Stürmer: Nicht vollständig. Die Investitionsmöglichkeiten sind mit jenen der USA oder Chinas nicht vergleichbar. Derzeit fehlt eine IT-Lösung, die sämtliche Bedürfnisse auf einer integrierten Plattform vereint. Der Hauptgrund dafür liegt in den hohen Kosten, die mit der Entwicklung solcher Software-Suiten verbunden sind. Deshalb setzen wir uns dafür ein, die Akteure der Schweizer Digitalwirtschaft stärker zu vernetzen, insbesondere über das Netzwerk Digitale Souveränität Schweiz. Gerade durch Kooperation können Schweizer Unternehmen zahlreiche Bedürfnisse in diesem Bereich abdecken. Die Investitionen, die für die Entwicklung solcher Lösungen erforderlich sind, gehen in die Milliarden und liegen damit ausserhalb der Reichweite der meisten Schweizer Unternehmen.
Sie plädieren insbesondere für den Einsatz von Open-Source-Software. Was bedeutet das konkret?
Stürmer: Dabei geht es um sogenannte offene Software im Gegensatz zu proprietärer Software. Bei letzterer erwirbt der Kunde zwar ein Nutzungsrecht, erhält jedoch weder Zugriff auf den Quellcode noch die Möglichkeit, diesen weiterzuentwickeln oder auszutauschen. Dieser Ansatz hilft, ein heute weit verbreitetes Problem zu vermeiden: den sogenannten Vendor Lock-in. Dabei gestaltet ein Anbieter seine Lösung so, dass sie mit anderen Systemen nicht kompatibel ist. Ein Wechsel zu einer anderen Lösung wird dadurch schwierig oder kostspielig. Fällt diese Abhängigkeit weg, können Nutzer frei entscheiden, mit welchem Anbieter sie zusammenarbeiten möchten. Deshalb ist Open Source ein besonders interessantes Instrument zur Stärkung der digitalen Souveränität.
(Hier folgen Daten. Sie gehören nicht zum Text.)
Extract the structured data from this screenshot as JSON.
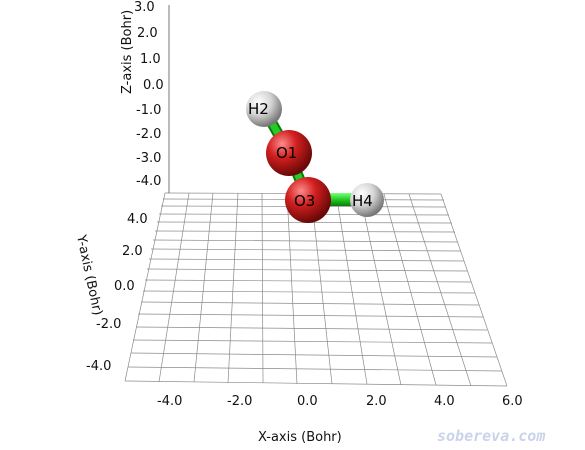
{
  "viewer": {
    "axes": {
      "x": {
        "title": "X-axis (Bohr)",
        "ticks": [
          "-4.0",
          "-2.0",
          "0.0",
          "2.0",
          "4.0",
          "6.0"
        ]
      },
      "y": {
        "title": "Y-axis (Bohr)",
        "ticks": [
          "4.0",
          "2.0",
          "0.0",
          "-2.0",
          "-4.0"
        ]
      },
      "z": {
        "title": "Z-axis (Bohr)",
        "ticks": [
          "3.0",
          "2.0",
          "1.0",
          "0.0",
          "-1.0",
          "-2.0",
          "-3.0",
          "-4.0"
        ]
      }
    },
    "atoms": [
      {
        "label": "H2",
        "element": "H",
        "color": "#d6d6d6"
      },
      {
        "label": "O1",
        "element": "O",
        "color": "#d11f1f"
      },
      {
        "label": "O3",
        "element": "O",
        "color": "#d11f1f"
      },
      {
        "label": "H4",
        "element": "H",
        "color": "#d6d6d6"
      }
    ],
    "bonds": [
      {
        "from": "H2",
        "to": "O1"
      },
      {
        "from": "O1",
        "to": "O3"
      },
      {
        "from": "O3",
        "to": "H4"
      }
    ],
    "bond_color": "#22cc22",
    "watermark": "sobereva.com"
  }
}
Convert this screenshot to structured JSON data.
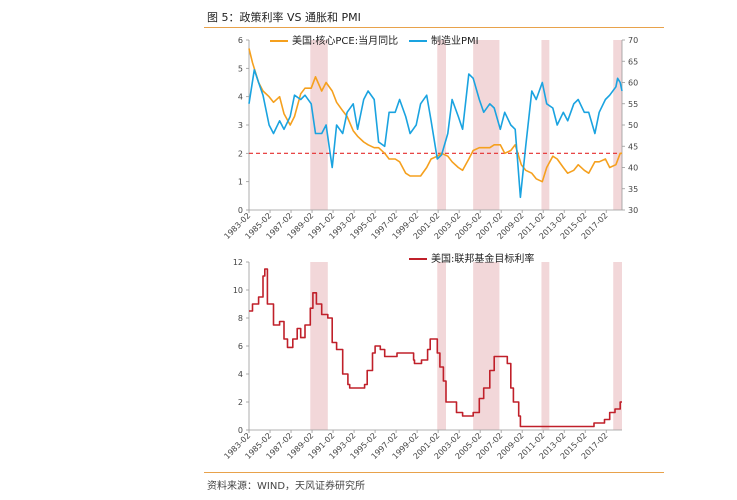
{
  "figure": {
    "title": "图 5：政策利率 VS 通胀和 PMI",
    "source": "资料来源：WIND，天风证券研究所"
  },
  "colors": {
    "pce": "#f5a01e",
    "pmi": "#1aa3e0",
    "fed": "#c0202a",
    "recession": "#f2d7d9",
    "ref_line": "#e52c2c",
    "rule": "#e8a24b"
  },
  "chart_data": [
    {
      "type": "line",
      "x_type": "date",
      "xlim": [
        "1983-02",
        "2018-08"
      ],
      "x_ticks": [
        "1983-02",
        "1985-02",
        "1987-02",
        "1989-02",
        "1991-02",
        "1993-02",
        "1995-02",
        "1997-02",
        "1999-02",
        "2001-02",
        "2003-02",
        "2005-02",
        "2007-02",
        "2009-02",
        "2011-02",
        "2013-02",
        "2015-02",
        "2017-02"
      ],
      "left_axis": {
        "ylim": [
          0,
          6
        ],
        "ticks": [
          "0",
          "1",
          "2",
          "3",
          "4",
          "5",
          "6"
        ]
      },
      "right_axis": {
        "ylim": [
          30,
          70
        ],
        "ticks": [
          "30",
          "35",
          "40",
          "45",
          "50",
          "55",
          "60",
          "65",
          "70"
        ]
      },
      "reference_line": {
        "axis": "left",
        "y": 2,
        "style": "dashed"
      },
      "recession_bands": [
        [
          "1988-12",
          "1990-08"
        ],
        [
          "2001-01",
          "2001-11"
        ],
        [
          "2004-06",
          "2006-12"
        ],
        [
          "2010-12",
          "2011-09"
        ],
        [
          "2017-10",
          "2018-08"
        ]
      ],
      "legend_position": "top",
      "series": [
        {
          "name": "美国:核心PCE:当月同比",
          "axis": "left",
          "points": [
            [
              "1983-02",
              5.7
            ],
            [
              "1983-06",
              5.2
            ],
            [
              "1984-01",
              4.5
            ],
            [
              "1984-06",
              4.2
            ],
            [
              "1985-01",
              4.0
            ],
            [
              "1985-06",
              3.8
            ],
            [
              "1986-01",
              4.0
            ],
            [
              "1986-06",
              3.4
            ],
            [
              "1987-01",
              3.0
            ],
            [
              "1987-06",
              3.3
            ],
            [
              "1988-01",
              4.1
            ],
            [
              "1988-06",
              4.3
            ],
            [
              "1989-01",
              4.3
            ],
            [
              "1989-06",
              4.7
            ],
            [
              "1990-01",
              4.2
            ],
            [
              "1990-06",
              4.5
            ],
            [
              "1991-01",
              4.2
            ],
            [
              "1991-06",
              3.8
            ],
            [
              "1992-01",
              3.5
            ],
            [
              "1992-06",
              3.3
            ],
            [
              "1993-01",
              2.8
            ],
            [
              "1993-06",
              2.6
            ],
            [
              "1994-01",
              2.4
            ],
            [
              "1994-06",
              2.3
            ],
            [
              "1995-01",
              2.2
            ],
            [
              "1995-06",
              2.2
            ],
            [
              "1996-01",
              2.0
            ],
            [
              "1996-06",
              1.8
            ],
            [
              "1997-01",
              1.8
            ],
            [
              "1997-06",
              1.7
            ],
            [
              "1998-01",
              1.3
            ],
            [
              "1998-06",
              1.2
            ],
            [
              "1999-01",
              1.2
            ],
            [
              "1999-06",
              1.2
            ],
            [
              "2000-01",
              1.5
            ],
            [
              "2000-06",
              1.8
            ],
            [
              "2001-01",
              1.9
            ],
            [
              "2001-06",
              2.0
            ],
            [
              "2002-01",
              1.9
            ],
            [
              "2002-06",
              1.7
            ],
            [
              "2003-01",
              1.5
            ],
            [
              "2003-06",
              1.4
            ],
            [
              "2004-01",
              1.8
            ],
            [
              "2004-06",
              2.1
            ],
            [
              "2005-01",
              2.2
            ],
            [
              "2005-06",
              2.2
            ],
            [
              "2006-01",
              2.2
            ],
            [
              "2006-06",
              2.3
            ],
            [
              "2007-01",
              2.3
            ],
            [
              "2007-06",
              2.0
            ],
            [
              "2008-01",
              2.1
            ],
            [
              "2008-06",
              2.3
            ],
            [
              "2009-01",
              1.6
            ],
            [
              "2009-06",
              1.4
            ],
            [
              "2010-01",
              1.3
            ],
            [
              "2010-06",
              1.1
            ],
            [
              "2011-01",
              1.0
            ],
            [
              "2011-06",
              1.5
            ],
            [
              "2012-01",
              1.9
            ],
            [
              "2012-06",
              1.8
            ],
            [
              "2013-01",
              1.5
            ],
            [
              "2013-06",
              1.3
            ],
            [
              "2014-01",
              1.4
            ],
            [
              "2014-06",
              1.6
            ],
            [
              "2015-01",
              1.4
            ],
            [
              "2015-06",
              1.3
            ],
            [
              "2016-01",
              1.7
            ],
            [
              "2016-06",
              1.7
            ],
            [
              "2017-01",
              1.8
            ],
            [
              "2017-06",
              1.5
            ],
            [
              "2018-01",
              1.6
            ],
            [
              "2018-06",
              2.0
            ],
            [
              "2018-08",
              2.0
            ]
          ]
        },
        {
          "name": "制造业PMI",
          "axis": "right",
          "points": [
            [
              "1983-02",
              55
            ],
            [
              "1983-08",
              63
            ],
            [
              "1984-01",
              60
            ],
            [
              "1984-06",
              57
            ],
            [
              "1985-01",
              50
            ],
            [
              "1985-06",
              48
            ],
            [
              "1986-01",
              51
            ],
            [
              "1986-06",
              49
            ],
            [
              "1987-01",
              52
            ],
            [
              "1987-06",
              57
            ],
            [
              "1988-01",
              56
            ],
            [
              "1988-06",
              57
            ],
            [
              "1989-01",
              55
            ],
            [
              "1989-06",
              48
            ],
            [
              "1990-01",
              48
            ],
            [
              "1990-06",
              50
            ],
            [
              "1991-01",
              40
            ],
            [
              "1991-06",
              50
            ],
            [
              "1992-01",
              48
            ],
            [
              "1992-06",
              53
            ],
            [
              "1993-01",
              55
            ],
            [
              "1993-06",
              49
            ],
            [
              "1994-01",
              56
            ],
            [
              "1994-06",
              58
            ],
            [
              "1995-01",
              56
            ],
            [
              "1995-06",
              46
            ],
            [
              "1996-01",
              45
            ],
            [
              "1996-06",
              53
            ],
            [
              "1997-01",
              53
            ],
            [
              "1997-06",
              56
            ],
            [
              "1998-01",
              52
            ],
            [
              "1998-06",
              48
            ],
            [
              "1999-01",
              50
            ],
            [
              "1999-06",
              55
            ],
            [
              "2000-01",
              57
            ],
            [
              "2000-06",
              51
            ],
            [
              "2001-01",
              42
            ],
            [
              "2001-06",
              43
            ],
            [
              "2002-01",
              48
            ],
            [
              "2002-06",
              56
            ],
            [
              "2003-01",
              52
            ],
            [
              "2003-06",
              49
            ],
            [
              "2004-01",
              62
            ],
            [
              "2004-06",
              61
            ],
            [
              "2005-01",
              56
            ],
            [
              "2005-06",
              53
            ],
            [
              "2006-01",
              55
            ],
            [
              "2006-06",
              54
            ],
            [
              "2007-01",
              49
            ],
            [
              "2007-06",
              53
            ],
            [
              "2008-01",
              50
            ],
            [
              "2008-06",
              49
            ],
            [
              "2008-12",
              33
            ],
            [
              "2009-06",
              45
            ],
            [
              "2010-01",
              58
            ],
            [
              "2010-06",
              56
            ],
            [
              "2011-01",
              60
            ],
            [
              "2011-06",
              55
            ],
            [
              "2012-01",
              54
            ],
            [
              "2012-06",
              50
            ],
            [
              "2013-01",
              53
            ],
            [
              "2013-06",
              51
            ],
            [
              "2014-01",
              55
            ],
            [
              "2014-06",
              56
            ],
            [
              "2015-01",
              53
            ],
            [
              "2015-06",
              53
            ],
            [
              "2016-01",
              48
            ],
            [
              "2016-06",
              53
            ],
            [
              "2017-01",
              56
            ],
            [
              "2017-06",
              57
            ],
            [
              "2018-01",
              59
            ],
            [
              "2018-03",
              61
            ],
            [
              "2018-06",
              60
            ],
            [
              "2018-08",
              58
            ]
          ]
        }
      ]
    },
    {
      "type": "line",
      "x_type": "date",
      "xlim": [
        "1983-02",
        "2018-08"
      ],
      "x_ticks": [
        "1983-02",
        "1985-02",
        "1987-02",
        "1989-02",
        "1991-02",
        "1993-02",
        "1995-02",
        "1997-02",
        "1999-02",
        "2001-02",
        "2003-02",
        "2005-02",
        "2007-02",
        "2009-02",
        "2011-02",
        "2013-02",
        "2015-02",
        "2017-02"
      ],
      "left_axis": {
        "ylim": [
          0,
          12
        ],
        "ticks": [
          "0",
          "2",
          "4",
          "6",
          "8",
          "10",
          "12"
        ]
      },
      "recession_bands": [
        [
          "1988-12",
          "1990-08"
        ],
        [
          "2001-01",
          "2001-11"
        ],
        [
          "2004-06",
          "2006-12"
        ],
        [
          "2010-12",
          "2011-09"
        ],
        [
          "2017-10",
          "2018-08"
        ]
      ],
      "legend_position": "top",
      "series": [
        {
          "name": "美国:联邦基金目标利率",
          "axis": "left",
          "step": true,
          "points": [
            [
              "1983-02",
              8.5
            ],
            [
              "1983-06",
              9.0
            ],
            [
              "1984-01",
              9.5
            ],
            [
              "1984-06",
              11.0
            ],
            [
              "1984-08",
              11.5
            ],
            [
              "1984-11",
              9.0
            ],
            [
              "1985-06",
              7.5
            ],
            [
              "1986-01",
              7.75
            ],
            [
              "1986-06",
              6.5
            ],
            [
              "1986-10",
              5.9
            ],
            [
              "1987-04",
              6.5
            ],
            [
              "1987-09",
              7.25
            ],
            [
              "1988-01",
              6.6
            ],
            [
              "1988-06",
              7.5
            ],
            [
              "1988-12",
              8.7
            ],
            [
              "1989-03",
              9.8
            ],
            [
              "1989-07",
              9.0
            ],
            [
              "1990-01",
              8.25
            ],
            [
              "1990-08",
              8.0
            ],
            [
              "1991-01",
              6.25
            ],
            [
              "1991-06",
              5.75
            ],
            [
              "1992-01",
              4.0
            ],
            [
              "1992-07",
              3.25
            ],
            [
              "1992-09",
              3.0
            ],
            [
              "1994-02",
              3.25
            ],
            [
              "1994-05",
              4.25
            ],
            [
              "1994-11",
              5.5
            ],
            [
              "1995-02",
              6.0
            ],
            [
              "1995-08",
              5.75
            ],
            [
              "1996-01",
              5.25
            ],
            [
              "1997-03",
              5.5
            ],
            [
              "1998-10",
              5.0
            ],
            [
              "1998-11",
              4.75
            ],
            [
              "1999-07",
              5.0
            ],
            [
              "2000-02",
              5.75
            ],
            [
              "2000-05",
              6.5
            ],
            [
              "2001-01",
              5.5
            ],
            [
              "2001-04",
              4.5
            ],
            [
              "2001-08",
              3.5
            ],
            [
              "2001-11",
              2.0
            ],
            [
              "2002-11",
              1.25
            ],
            [
              "2003-06",
              1.0
            ],
            [
              "2004-06",
              1.25
            ],
            [
              "2005-01",
              2.25
            ],
            [
              "2005-06",
              3.0
            ],
            [
              "2006-01",
              4.25
            ],
            [
              "2006-06",
              5.25
            ],
            [
              "2007-09",
              4.75
            ],
            [
              "2008-01",
              3.0
            ],
            [
              "2008-04",
              2.0
            ],
            [
              "2008-10",
              1.0
            ],
            [
              "2008-12",
              0.25
            ],
            [
              "2015-12",
              0.5
            ],
            [
              "2016-12",
              0.75
            ],
            [
              "2017-06",
              1.25
            ],
            [
              "2017-12",
              1.5
            ],
            [
              "2018-06",
              2.0
            ],
            [
              "2018-08",
              2.0
            ]
          ]
        }
      ]
    }
  ]
}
Ein praktisches Beispiel ist das Bundesgericht, das seit über 20 Jahren Linux und LibreOffice als Betriebssystem beziehungsweise Bürosoftware einsetzt. Zudem hat das höchste Gericht der Schweiz mit OpenJustitia eine Open-Source-Software für die Verwaltung von Gerichtsakten entwickelt.
Der Umstieg auf Open-Source-Software erfordert jedoch erhebliche Investitionen seitens der KMU.
Stürmer: Ja, aber diese Investition zahlt sich langfristig aus. Der Wechsel von proprietärer Software zu Open-Source-Software ist in der Regel mit erheblichen Kosten verbunden, etwa für die Datenmigration oder die Schulung der Mitarbeitenden. Das deutsche Bundesland Schleswig-Holstein hat beispielsweise kürzlich 9 Millionen Euro investiert, um auf die Software OpenDesk umzusteigen, die vom Zentrum für Digitale Souveränität der Öffentlichen Verwaltung entwickelt wurde. Dabei darf nicht vergessen werden, dass die öffentliche Hand in der Schweiz in den letzten zehn Jahren fast 3 Milliarden Franken für Lizenzen proprietärer Software ausgegeben hat.
Der Impuls muss also von der öffentlichen Hand ausgehen?
Stürmer: Ja, der Staat muss eine Vorreiterrolle übernehmen. Als grosser Nutzer digitaler Lösungen verfügt er über Ressourcen und Hebelwirkungen, die den meisten privaten Akteuren nicht zur Verfügung stehen. Die Einführung souveräner Open-Source-Software darf jedoch nicht auf die öffentliche Hand beschränkt bleiben. Diese Lösungen sollten anschliessend auch von lokalen IT-Unternehmen eingesetzt und ihren Partnern sowie Kunden angeboten werden.
Das Bundesgesetz über den Einsatz elektronischer Mittel verpflichtet die Bundesbehörden inzwischen dazu, für sie entwickelte Software als Open Source zu veröffentlichen. Inwiefern trägt dieses Gesetz zur Stärkung der digitalen Souveränität bei?
Stürmer: Indem die Bereitstellung von Open-Source-Software gesetzlich verankert wird, ermöglicht der Bund auch privaten IT-Unternehmen den Zugang zum Quellcode. Diese können ihn für ihre eigenen Dienstleistungen weiterverwenden und weiterentwickeln. Langfristig führt dieser Mechanismus zu einer stärkeren Diversifizierung des Marktes und verringert damit das Risiko einer Abhängigkeit von einzelnen Anbietern.